Edwin Cuppen (1970) obtained his masters in molecular sciences at the Agricultural University Wageningen in 1994 (cum laude) and his PhD degree in 1999 at the Radboud University in Nijmegen in the group of Prof. Be Wieringa. During his education, he spent half a year in het Jaenish lab at the Whitehead Institute in Boston. From 1999 to 2002 he performed postdoctoral research at the Netherlands Cancer Institute in Amsterdam and the Hubrecht Institute in Utrecht, The Netherlands, in the group of Prof. Ronald Plasterk. In 2002 he became staff scientist at the Hubrecht Institute and in 2007 he was appointed professor of Genome Biology at the Biology department of the Utrecht University. In 2009 he was appointed professor of Human Genetics and head of the research section of the Medical Genetics department of the University Medical Center Utrecht, while continuing his work at the Hubrecht Institute with a split appointment. In 2015, he left the Hubrecht Insitute to transfer his research group completely to the UMC Utrecht and to become the director of the Center for Molecular Medicine.
His area of expertise is in genomics and genetics and his scientific interests are in functional and personal genomics. In 2005, Edwin Cuppen was awarded a European Young Investigators Award for his work on naturally occurring and induced genetic variation in the laboratory rat. He was one of the first to generate gene knockout models in the rat and showed the widespread effect of copy number variation on gene expression levels. In 2013, he was awarded a prestigious NWO Vici grant for dissecting the molecular mechanisms behind structural genomic variation and studying the functional consequences using integrated systematic -omics approaches.

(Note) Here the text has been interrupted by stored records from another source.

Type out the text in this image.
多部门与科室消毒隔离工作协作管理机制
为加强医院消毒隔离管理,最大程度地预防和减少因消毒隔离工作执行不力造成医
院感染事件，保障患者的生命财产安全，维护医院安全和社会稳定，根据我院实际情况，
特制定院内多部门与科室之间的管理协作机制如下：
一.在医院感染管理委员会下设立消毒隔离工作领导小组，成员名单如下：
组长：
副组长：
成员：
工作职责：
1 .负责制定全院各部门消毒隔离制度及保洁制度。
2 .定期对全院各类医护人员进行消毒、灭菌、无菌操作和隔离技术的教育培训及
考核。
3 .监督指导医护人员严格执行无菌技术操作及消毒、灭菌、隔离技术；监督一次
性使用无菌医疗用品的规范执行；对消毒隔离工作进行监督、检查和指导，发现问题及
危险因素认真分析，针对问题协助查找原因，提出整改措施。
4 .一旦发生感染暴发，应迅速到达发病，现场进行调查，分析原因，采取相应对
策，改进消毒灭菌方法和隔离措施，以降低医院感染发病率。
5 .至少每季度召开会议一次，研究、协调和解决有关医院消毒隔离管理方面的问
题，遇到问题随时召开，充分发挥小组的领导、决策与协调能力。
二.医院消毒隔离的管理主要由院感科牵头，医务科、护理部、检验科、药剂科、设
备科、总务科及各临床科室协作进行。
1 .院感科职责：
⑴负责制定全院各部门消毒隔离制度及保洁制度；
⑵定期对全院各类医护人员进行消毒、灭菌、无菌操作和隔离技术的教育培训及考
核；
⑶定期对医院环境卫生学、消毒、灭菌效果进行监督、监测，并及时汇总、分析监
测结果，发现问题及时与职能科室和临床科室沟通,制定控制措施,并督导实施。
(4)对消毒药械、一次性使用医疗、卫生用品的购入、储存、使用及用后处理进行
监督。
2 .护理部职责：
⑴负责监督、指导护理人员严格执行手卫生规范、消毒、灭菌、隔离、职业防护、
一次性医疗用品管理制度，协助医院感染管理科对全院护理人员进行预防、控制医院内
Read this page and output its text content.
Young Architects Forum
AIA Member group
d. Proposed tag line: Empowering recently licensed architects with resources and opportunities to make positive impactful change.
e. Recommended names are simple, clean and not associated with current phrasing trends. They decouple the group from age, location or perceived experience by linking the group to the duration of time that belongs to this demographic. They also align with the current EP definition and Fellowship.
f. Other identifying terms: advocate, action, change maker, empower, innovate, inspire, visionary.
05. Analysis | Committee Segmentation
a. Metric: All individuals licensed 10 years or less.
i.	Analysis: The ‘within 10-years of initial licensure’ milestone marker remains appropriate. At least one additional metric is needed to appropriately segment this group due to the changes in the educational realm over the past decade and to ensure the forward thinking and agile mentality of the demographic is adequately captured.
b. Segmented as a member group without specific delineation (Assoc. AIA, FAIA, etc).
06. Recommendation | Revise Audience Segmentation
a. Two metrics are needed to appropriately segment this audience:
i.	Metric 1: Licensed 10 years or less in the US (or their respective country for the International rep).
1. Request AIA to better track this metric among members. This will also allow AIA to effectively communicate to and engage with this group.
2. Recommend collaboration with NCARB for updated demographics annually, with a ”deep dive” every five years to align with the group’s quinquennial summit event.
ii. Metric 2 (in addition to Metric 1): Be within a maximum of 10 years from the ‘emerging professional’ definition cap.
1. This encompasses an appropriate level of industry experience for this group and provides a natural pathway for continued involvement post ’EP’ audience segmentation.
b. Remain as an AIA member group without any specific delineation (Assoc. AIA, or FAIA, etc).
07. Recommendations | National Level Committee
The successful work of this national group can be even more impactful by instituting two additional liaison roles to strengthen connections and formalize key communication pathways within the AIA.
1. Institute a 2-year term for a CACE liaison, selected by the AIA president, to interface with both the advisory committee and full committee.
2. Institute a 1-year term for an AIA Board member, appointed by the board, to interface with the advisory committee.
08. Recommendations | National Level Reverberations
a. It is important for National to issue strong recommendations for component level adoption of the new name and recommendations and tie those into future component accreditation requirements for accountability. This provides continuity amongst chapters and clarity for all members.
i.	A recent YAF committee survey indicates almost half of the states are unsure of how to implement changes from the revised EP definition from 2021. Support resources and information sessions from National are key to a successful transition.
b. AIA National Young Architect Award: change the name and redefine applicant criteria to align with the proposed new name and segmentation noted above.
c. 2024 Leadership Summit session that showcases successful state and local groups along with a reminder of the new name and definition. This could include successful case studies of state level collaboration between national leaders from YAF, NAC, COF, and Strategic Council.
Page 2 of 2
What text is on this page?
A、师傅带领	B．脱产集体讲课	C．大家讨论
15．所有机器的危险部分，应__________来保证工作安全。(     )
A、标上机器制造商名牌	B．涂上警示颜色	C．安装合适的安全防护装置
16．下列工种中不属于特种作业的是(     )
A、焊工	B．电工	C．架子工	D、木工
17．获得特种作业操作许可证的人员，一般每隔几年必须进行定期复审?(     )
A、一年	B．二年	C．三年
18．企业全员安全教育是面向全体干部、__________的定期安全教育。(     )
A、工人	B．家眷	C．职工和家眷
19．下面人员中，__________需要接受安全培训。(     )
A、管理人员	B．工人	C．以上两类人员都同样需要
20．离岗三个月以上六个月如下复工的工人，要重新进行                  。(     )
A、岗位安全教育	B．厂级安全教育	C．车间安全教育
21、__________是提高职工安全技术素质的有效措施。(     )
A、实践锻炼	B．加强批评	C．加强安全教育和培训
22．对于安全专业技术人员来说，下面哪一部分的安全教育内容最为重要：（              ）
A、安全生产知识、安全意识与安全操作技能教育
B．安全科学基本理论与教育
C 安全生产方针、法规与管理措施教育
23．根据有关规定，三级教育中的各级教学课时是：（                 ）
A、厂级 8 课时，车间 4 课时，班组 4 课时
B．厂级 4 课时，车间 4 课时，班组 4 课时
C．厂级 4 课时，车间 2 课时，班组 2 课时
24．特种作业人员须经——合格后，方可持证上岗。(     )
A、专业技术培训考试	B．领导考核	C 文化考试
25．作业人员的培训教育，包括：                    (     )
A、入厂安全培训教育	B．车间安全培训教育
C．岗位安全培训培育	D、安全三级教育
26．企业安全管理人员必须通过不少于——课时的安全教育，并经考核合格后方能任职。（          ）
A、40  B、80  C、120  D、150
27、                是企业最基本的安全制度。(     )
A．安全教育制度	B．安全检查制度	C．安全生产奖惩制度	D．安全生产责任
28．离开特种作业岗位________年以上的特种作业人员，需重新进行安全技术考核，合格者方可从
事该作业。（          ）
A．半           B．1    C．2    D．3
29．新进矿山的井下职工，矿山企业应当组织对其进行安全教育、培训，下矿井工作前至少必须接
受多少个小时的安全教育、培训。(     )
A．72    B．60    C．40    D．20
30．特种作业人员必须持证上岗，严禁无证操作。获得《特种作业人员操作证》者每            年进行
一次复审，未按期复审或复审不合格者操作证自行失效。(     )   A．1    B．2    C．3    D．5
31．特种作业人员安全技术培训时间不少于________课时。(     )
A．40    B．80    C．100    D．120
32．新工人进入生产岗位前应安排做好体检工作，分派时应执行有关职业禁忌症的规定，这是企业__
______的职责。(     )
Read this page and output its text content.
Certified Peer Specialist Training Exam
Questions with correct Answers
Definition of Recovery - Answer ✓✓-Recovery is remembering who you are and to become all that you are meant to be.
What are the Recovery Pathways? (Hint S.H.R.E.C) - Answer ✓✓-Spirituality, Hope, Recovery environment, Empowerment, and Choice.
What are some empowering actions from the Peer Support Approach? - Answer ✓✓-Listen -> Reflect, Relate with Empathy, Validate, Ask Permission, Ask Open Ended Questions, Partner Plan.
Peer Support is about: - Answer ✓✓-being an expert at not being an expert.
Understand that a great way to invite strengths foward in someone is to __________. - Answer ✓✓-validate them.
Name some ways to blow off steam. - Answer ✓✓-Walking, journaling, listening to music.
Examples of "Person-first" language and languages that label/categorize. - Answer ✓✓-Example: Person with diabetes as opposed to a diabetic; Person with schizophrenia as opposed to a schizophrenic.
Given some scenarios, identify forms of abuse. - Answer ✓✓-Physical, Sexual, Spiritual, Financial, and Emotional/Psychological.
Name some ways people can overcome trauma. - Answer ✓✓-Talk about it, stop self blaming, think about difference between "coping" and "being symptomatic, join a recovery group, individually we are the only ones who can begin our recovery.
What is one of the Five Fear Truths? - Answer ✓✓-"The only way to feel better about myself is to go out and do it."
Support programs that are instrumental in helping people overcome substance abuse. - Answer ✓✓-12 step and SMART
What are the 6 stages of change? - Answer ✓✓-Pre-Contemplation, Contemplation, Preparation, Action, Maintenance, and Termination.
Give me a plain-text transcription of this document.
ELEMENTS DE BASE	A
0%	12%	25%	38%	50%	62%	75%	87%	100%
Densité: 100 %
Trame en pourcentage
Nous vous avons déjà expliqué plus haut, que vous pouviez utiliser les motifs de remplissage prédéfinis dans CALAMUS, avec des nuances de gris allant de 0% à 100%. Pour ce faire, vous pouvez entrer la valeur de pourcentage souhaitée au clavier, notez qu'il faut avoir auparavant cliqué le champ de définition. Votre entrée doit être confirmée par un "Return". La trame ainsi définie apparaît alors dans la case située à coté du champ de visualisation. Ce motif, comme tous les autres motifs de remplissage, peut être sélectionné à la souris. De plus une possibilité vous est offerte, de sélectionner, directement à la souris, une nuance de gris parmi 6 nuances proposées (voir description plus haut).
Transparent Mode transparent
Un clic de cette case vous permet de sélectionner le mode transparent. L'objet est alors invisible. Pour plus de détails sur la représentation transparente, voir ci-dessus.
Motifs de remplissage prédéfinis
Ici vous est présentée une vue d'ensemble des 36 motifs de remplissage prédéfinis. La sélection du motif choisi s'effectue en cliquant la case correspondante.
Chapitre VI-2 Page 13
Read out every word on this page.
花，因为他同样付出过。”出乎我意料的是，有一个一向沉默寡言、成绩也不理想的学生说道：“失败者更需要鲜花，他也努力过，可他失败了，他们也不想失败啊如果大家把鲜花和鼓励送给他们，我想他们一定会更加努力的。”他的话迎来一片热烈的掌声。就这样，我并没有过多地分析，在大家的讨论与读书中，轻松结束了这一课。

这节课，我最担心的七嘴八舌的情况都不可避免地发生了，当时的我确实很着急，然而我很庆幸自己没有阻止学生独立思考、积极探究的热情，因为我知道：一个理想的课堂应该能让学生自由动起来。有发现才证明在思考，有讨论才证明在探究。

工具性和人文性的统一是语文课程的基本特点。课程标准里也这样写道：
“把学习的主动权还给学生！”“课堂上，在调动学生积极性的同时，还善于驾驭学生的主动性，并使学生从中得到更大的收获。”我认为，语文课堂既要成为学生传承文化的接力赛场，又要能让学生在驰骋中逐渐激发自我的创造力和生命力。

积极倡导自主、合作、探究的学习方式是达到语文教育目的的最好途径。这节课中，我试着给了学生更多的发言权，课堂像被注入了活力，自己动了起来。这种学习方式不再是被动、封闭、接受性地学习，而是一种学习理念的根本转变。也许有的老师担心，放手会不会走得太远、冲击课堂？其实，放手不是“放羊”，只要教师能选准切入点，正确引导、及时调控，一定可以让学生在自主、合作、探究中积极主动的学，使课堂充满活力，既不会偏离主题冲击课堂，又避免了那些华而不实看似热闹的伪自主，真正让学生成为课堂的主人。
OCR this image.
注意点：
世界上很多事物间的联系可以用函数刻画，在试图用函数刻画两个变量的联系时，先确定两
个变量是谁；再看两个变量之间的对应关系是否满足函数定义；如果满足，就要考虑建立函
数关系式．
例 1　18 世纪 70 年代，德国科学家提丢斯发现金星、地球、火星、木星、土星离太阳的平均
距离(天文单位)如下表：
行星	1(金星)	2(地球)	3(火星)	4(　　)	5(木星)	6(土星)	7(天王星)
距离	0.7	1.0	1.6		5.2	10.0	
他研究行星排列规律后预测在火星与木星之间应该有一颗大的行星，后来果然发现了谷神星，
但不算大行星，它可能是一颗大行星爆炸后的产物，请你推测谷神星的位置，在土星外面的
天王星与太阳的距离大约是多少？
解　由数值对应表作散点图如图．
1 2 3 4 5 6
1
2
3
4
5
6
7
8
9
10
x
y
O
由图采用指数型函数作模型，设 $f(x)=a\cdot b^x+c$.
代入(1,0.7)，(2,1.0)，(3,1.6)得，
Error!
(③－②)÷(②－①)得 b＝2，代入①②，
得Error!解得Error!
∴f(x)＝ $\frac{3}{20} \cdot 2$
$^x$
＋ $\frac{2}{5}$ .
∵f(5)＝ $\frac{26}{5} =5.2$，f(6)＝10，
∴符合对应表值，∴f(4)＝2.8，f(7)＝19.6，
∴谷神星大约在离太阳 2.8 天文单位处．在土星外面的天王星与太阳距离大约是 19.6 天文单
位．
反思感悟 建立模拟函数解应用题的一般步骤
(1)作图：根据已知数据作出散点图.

In his current work he combines experimental methods, including next-generation sequencing technology and animal model studies, with bioinformatic approaches to understand the effects of genetic variation under normal and disease conditions, with a specific focus on cancer and congenital disease. His research group has a long track record in high-throughput DNA analysis and was among the first to pioneer next-generation sequencing technology. His group developed and improved various NGS-based techniques and is now routinely applying NGS-based techniques in a wide range of systems from human patients to zebrafish and rat models and adult stem cell culturing systems (normal and tumor derived organoids). His group has specialized in studing genomic structural variation and they are using NGS-based techniques like (small) RNA sequencing, ChIP-Seq, and 4C-seq to detect molecular consequences and dissect underlying biological mechanisms. Furthermore, within the Medical Center settings, he is involved in implementing NGS approaches for diagnostic purposes in clinical genetics and personalized cancer treatment (cofounder of Center for Personalized Cancer Treatment).
Edwin Cuppen is director of the recently established the Hartwig Medical Foundation, which operates an Illumina Xten setup for large scale whole genome sequencing and in which various national clinical and research parties collaborate for improving personalized cancer patient care based. Edwin Cuppen is also an inventor on various patents and cofounder of the biotech startup company InteRNA Technologies that focuses on miRNA-based diagnostics and therapeutics. He is advisor for several biotech startups in the area of genomics technology and bioinformatics.